Collaborative Research: Dynamics of Unsaturated Downdrafts, Cold Pools, and Their Roles in Convective Initiation and Organization

Moist convections play a critical role in giving rise to clouds/rains and in determining the energy balance of the earth and the distribution of water resources. They also play a key role in forcing the circulation patterns, and thus are central to our understanding and prediction of weather and climate. Because these processes occur at spatial scales smaller than that of the grid sizes of global weather and climate models, they need to be related to large-scale flow statistically in numerical models, or represented by parameterizations. The success of parameterizations demands physically based and process-level understanding of the moist convective processes. This project focuses on one important aspect of moist convections, namely cold pools. When rain evaporates into unsaturated air, it cools the air and increases its density, causing it to sink to the surface and spread out horizontally as a density current. These density currents are known as cold pools.
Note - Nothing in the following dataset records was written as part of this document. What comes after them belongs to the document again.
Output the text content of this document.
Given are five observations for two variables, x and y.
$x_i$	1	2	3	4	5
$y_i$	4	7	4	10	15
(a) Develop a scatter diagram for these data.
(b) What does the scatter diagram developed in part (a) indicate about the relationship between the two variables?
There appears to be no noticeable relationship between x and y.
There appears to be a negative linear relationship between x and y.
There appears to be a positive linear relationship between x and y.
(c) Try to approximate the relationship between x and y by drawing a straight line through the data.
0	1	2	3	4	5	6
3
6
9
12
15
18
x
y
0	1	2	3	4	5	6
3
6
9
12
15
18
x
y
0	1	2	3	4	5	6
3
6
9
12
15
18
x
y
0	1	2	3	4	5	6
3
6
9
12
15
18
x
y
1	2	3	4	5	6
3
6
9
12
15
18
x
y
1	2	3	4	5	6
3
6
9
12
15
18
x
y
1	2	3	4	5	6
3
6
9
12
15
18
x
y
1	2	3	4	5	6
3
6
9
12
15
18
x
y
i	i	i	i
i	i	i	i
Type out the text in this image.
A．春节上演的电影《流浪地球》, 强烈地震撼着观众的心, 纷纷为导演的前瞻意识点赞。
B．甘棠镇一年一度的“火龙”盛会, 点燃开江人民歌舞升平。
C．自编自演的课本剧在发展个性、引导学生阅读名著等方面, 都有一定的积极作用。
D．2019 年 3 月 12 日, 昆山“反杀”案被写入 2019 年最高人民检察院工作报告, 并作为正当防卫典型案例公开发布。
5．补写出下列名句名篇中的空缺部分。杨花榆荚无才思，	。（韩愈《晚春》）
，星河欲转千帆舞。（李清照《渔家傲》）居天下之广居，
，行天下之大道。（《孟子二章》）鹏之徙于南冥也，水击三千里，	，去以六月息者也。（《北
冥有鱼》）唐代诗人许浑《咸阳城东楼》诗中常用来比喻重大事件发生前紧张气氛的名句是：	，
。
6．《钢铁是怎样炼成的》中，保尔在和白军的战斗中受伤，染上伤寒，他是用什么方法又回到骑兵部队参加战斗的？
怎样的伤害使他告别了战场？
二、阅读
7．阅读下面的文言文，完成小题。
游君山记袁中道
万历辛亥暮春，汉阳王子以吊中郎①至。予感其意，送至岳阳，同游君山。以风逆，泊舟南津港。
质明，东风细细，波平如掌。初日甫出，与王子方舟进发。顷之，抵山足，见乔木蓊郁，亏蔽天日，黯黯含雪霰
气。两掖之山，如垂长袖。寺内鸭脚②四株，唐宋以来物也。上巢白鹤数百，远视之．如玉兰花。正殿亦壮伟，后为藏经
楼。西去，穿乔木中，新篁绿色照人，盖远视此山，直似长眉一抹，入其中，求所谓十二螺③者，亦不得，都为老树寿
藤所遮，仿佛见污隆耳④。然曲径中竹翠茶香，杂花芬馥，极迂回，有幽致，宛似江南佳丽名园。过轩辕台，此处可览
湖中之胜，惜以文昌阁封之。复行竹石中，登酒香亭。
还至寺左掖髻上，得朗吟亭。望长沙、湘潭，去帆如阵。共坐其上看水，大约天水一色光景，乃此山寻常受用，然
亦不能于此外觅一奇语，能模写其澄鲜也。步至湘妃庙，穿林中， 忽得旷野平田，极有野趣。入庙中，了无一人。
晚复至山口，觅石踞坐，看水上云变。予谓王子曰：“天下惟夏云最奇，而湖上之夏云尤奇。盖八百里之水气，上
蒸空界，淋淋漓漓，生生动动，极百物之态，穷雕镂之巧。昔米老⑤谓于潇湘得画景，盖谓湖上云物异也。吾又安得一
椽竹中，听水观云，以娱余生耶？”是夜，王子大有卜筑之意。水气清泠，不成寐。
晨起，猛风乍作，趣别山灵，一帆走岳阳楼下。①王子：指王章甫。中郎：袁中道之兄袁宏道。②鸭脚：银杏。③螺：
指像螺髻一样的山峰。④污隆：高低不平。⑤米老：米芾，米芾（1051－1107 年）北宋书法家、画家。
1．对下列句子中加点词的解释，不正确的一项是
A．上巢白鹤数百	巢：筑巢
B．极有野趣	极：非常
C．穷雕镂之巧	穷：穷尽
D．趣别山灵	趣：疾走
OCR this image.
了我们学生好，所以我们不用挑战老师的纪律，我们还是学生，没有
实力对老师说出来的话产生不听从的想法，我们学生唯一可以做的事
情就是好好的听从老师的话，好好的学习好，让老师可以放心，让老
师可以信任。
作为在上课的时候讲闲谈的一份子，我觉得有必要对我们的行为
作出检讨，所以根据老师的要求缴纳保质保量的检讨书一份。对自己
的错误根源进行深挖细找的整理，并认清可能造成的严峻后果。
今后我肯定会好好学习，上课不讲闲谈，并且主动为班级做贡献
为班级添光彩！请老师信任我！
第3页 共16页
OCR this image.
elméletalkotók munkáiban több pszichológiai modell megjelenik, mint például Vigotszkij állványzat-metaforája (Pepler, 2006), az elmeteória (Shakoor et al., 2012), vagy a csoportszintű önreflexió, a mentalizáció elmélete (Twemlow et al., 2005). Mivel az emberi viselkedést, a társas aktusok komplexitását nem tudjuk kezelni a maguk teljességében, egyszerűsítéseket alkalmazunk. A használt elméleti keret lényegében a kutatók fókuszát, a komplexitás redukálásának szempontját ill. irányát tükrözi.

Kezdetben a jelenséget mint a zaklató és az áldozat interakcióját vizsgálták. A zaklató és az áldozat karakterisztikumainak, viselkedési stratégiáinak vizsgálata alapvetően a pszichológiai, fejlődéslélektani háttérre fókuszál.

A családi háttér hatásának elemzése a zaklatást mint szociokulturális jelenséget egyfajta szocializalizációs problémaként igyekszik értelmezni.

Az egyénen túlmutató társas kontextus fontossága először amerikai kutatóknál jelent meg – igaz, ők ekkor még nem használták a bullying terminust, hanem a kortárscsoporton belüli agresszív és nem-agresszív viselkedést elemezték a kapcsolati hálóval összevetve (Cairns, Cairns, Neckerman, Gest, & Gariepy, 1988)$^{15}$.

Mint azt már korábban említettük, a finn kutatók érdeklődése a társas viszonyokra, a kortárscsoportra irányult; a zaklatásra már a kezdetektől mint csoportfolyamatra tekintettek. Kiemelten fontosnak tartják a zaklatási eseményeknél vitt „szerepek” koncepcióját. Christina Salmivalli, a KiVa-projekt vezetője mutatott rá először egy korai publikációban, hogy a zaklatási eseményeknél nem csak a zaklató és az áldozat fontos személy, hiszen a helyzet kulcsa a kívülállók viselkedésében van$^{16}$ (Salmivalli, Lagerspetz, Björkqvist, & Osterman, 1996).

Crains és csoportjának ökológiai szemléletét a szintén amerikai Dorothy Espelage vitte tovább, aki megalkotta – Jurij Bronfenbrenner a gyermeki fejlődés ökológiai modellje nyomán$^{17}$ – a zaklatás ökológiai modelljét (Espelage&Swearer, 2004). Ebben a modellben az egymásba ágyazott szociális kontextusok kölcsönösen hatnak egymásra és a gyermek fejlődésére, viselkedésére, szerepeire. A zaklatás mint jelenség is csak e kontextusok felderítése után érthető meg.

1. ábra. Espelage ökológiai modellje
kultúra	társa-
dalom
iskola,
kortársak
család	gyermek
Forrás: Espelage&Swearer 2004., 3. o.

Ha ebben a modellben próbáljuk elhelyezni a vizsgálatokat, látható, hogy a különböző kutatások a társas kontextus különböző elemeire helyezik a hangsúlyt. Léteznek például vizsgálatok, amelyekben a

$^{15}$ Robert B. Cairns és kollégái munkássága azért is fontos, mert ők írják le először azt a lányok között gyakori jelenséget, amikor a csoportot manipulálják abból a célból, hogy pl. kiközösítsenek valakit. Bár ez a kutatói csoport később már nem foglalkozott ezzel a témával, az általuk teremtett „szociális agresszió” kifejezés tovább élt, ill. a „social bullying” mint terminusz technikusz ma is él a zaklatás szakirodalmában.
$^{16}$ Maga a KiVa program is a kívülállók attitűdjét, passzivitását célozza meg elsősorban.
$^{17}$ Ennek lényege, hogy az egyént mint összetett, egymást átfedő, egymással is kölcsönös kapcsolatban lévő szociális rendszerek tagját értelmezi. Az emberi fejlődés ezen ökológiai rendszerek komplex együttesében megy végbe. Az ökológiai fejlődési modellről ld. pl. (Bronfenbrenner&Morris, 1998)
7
They can trigger new storms (which is responsible for the gusty winds and cooler air that one experiences preceding a storm), modify near-surface fluxes, atmospheric stability, and affect the characteristics and development of convective clouds. In this project, high-resolution numerical simulations that explicitly resolve the cold pools and processes that produce them are used along with innovative particle tracking to unravel the many factors that contribute to the birth, evolution, and demise of cold pools, as well as to quantify how cold pools modify the characteristics of moist convections and how to represent these effects statistically in global models of weather and climate.

Clouds and convection remain major sources of uncertainty in weather and climate predictions. By improving process-level understanding and representation of a key feature of convective clouds, this research will help reduce such uncertainties. This research will also strengthen collaboration between university scientists and train postdoctoral scientists, and contribute to the development of weather and climate models.